Inconscient de l'apparente folie de mon geste, j'avais eu l'espoir qu'en me jetant dans le vide, une branche d'Yggdrasil ralentirait ma chute. C'était un acte désespéré, mais je refusais de le considérer comme un suicide.
Les cris de Frigga résonnaient à mes oreilles alors que je me lançais dans l'abîme. Le vent sifflait autour de moi, mes cheveux tourbillonnant dans tous les sens. La réalité de mon acte commençait à se faire sentir, et un sentiment d'angoisse grandissait en moi. Le temps continua sa course, mais toujours, je me retrouvai suspendu entre l'espace et le temps.

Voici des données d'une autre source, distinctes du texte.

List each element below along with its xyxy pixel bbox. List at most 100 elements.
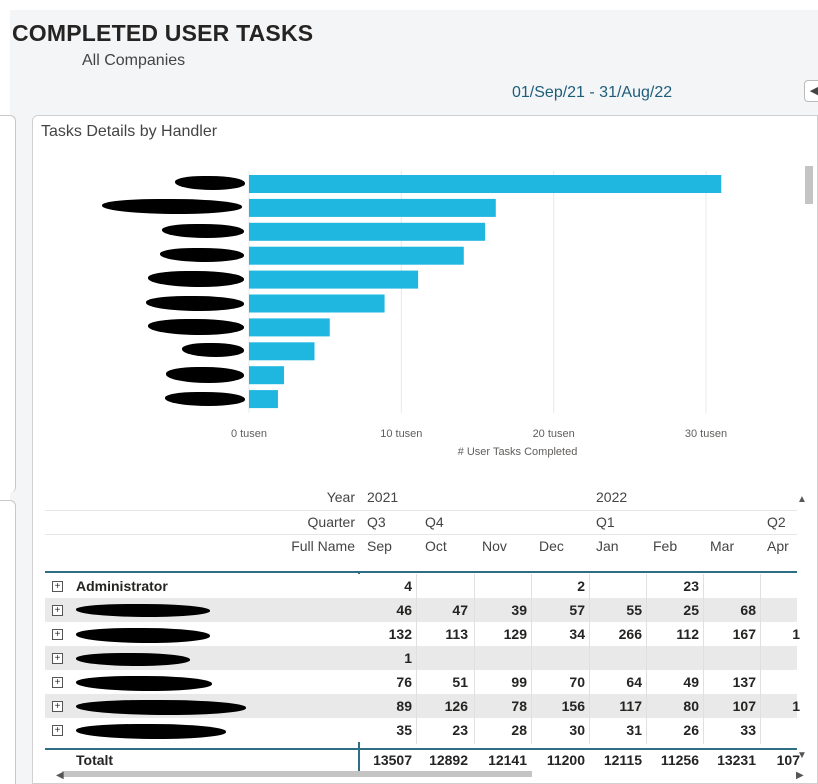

Alors que je tombais dans les ténèbres sans fin, une présence sinistre se manifesta finalement à moi.
Son nom était Thanos, et il était le sorcier le plus redouté des neuf mondes.
"Qu'avons-nous ici ?" demanda la créature en m'attrapant par le menton pour mieux me regarder.
"Je suis Loki", répondis-je d'une voix calme, ne montrant aucune trace de peur malgré l'emprise puissante de Thanos sur moi.
Ses yeux perçant scrutait mon visage, cherchant peut-être des signes de faiblesse ou de soumission. Je soutenais son regard, déterminé à ne pas lui donner la satisfaction de me voir ébranlé.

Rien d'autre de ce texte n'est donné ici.